Zion Lutheran pays tribute to volunteers



Zion Lutheran Church hosted a volunteer reception luncheon on Wednesday, April 18, at Nuchie’s Restaurant, to thank and honor the volunteers that make the “Meals for Neighbors” program, formerly “Meals for the Needy,” a reality.

“I wanted to thank you all for coming today. Today is our day where we recognize all of you guys for all the great works that you guys do for us over the years,” said Cheryl Yetke, director of Meals for Neighbors. “This is our fifth year, believe it or not, that we’re having this wonderful luncheon. Every year it seems like it gets a little bit bigger, and a little bit more fun, and we really want to thank Nuchie’s for what a great job that they do and continue to do. It takes a special person to make a difference in someone’s life. Taking time out of your busy schedule to either cook or clean, crochet or knit hats, gloves, or mittens, and even cleaning up after dinner; that’s why we’re here today. You guys are all committed to helping with our neighbors, serving our neighbors.”

Louise Ignacak leads the Senior Commodity Food Program, or, the Commodity Supplemental Food Program.

“It goes through the Department of Agriculture, through FoodShare, and it comes to us,” said Ignacak. “From what I understand, they give so many boxes to each state, and right now we can’t get more boxes, we don’t know if the program is going to continue or not, we’re hoping it will because we have 34 people right now coming every month to get a box, and we have 22 people on a waiting list so far, and we’re still getting calls from other people to see if they can be added onto the list, so, there’s a need there. There’s a need in Bristol for the seniors. We’re trying, we’re trying to help everybody.”

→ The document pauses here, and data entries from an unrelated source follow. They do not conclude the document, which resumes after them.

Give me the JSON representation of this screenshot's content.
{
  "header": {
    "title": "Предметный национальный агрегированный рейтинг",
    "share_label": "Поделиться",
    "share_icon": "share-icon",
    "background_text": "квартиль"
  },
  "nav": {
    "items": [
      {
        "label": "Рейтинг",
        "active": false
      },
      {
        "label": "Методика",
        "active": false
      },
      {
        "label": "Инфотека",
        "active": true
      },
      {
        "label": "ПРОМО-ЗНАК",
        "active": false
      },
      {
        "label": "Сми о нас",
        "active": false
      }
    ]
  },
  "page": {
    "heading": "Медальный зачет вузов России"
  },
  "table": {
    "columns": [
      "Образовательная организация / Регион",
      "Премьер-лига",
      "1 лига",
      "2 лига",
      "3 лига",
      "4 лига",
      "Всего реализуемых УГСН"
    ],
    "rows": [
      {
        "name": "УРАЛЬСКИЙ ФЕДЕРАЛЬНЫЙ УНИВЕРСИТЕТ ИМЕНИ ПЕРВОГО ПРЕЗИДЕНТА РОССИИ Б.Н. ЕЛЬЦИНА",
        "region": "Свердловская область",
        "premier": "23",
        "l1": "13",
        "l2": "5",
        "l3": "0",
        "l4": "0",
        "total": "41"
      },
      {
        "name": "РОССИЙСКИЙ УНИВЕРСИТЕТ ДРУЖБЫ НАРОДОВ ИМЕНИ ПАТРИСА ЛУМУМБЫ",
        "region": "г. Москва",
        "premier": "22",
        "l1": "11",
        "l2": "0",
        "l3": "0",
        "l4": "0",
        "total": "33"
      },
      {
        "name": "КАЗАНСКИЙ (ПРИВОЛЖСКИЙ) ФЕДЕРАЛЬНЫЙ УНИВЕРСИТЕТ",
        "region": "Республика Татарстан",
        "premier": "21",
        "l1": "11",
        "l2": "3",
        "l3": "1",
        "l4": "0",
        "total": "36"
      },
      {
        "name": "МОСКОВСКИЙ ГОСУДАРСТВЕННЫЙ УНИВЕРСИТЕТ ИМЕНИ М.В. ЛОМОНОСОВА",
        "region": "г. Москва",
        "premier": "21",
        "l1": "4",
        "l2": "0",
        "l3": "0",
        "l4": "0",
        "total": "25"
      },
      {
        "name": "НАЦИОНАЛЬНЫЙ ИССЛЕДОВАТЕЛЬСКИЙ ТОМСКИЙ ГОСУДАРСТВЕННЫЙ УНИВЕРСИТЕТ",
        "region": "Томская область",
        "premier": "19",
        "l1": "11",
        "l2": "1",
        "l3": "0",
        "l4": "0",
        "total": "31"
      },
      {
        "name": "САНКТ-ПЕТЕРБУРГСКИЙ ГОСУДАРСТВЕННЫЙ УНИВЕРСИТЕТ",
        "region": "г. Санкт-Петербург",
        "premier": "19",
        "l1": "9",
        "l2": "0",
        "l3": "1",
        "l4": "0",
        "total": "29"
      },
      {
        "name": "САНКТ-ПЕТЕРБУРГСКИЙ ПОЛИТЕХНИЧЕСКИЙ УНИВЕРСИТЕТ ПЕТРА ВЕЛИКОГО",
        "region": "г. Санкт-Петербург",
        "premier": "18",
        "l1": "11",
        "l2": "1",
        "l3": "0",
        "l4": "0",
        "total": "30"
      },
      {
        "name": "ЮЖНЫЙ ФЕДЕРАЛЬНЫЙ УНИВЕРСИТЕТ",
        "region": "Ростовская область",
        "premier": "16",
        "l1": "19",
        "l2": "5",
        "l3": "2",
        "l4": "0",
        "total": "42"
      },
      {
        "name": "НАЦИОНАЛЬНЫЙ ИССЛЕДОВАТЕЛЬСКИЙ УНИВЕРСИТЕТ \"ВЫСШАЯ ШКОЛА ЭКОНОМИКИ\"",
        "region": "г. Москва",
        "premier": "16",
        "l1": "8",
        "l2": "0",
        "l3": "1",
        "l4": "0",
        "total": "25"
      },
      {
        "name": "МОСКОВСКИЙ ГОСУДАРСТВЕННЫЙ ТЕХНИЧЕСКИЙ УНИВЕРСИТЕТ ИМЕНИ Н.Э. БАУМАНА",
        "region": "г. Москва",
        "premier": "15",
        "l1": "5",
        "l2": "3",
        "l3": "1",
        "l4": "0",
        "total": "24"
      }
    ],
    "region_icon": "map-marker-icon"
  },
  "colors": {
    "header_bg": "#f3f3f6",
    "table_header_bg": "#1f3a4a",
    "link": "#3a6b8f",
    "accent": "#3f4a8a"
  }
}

This program is for seniors aged 60 or older. They receive a box of food, valued around $50, once a month, at no charge.

Jim Palma, a representative of FoodShare, told those gathered, “Each one of you has taken time out of your day, and many days, to give back to the neighborhood, to your neighbors. The point here today is really to extend our thanks, from FoodShare, to each of you, and I just thought I would give a little bit of summary…  You see so many meals as you prepare or clean the pots and you wonder, ‘How does this impact Bristol?’ So, last year, 70,000 pounds of food came from FoodShare through your organization, that’s a tremendous amount. And, if you convert that into meals, it’s a huge number; 58,000 meals were prepared by you and distributed by you, and then cleaned up afterwards. Eighteen tons of that was produce, and it came to Meals for Neighbors at no cost, FoodShare does not charge administrative fees. And then meat, here’s the bargain of the century, six tons of meat, and the charge for that was less than $100. So, there are some wonderful individuals and organizations that donate the food to FoodShare and allowed to pass that through you. All that sounds wonderful, but I’m here to remind you that the need continues, so the neighbors around you, about one in ten individuals in Bristol are below the poverty level; that’s about 6,000 individuals, so it’s not a small number. So, the need continues.”

Yetke said the program has run for five years, run by the close to 170 volunteers that aid in every aspect, be it cooking, cleaning, assisting their clients, or serving meals to those who come to their food pantry.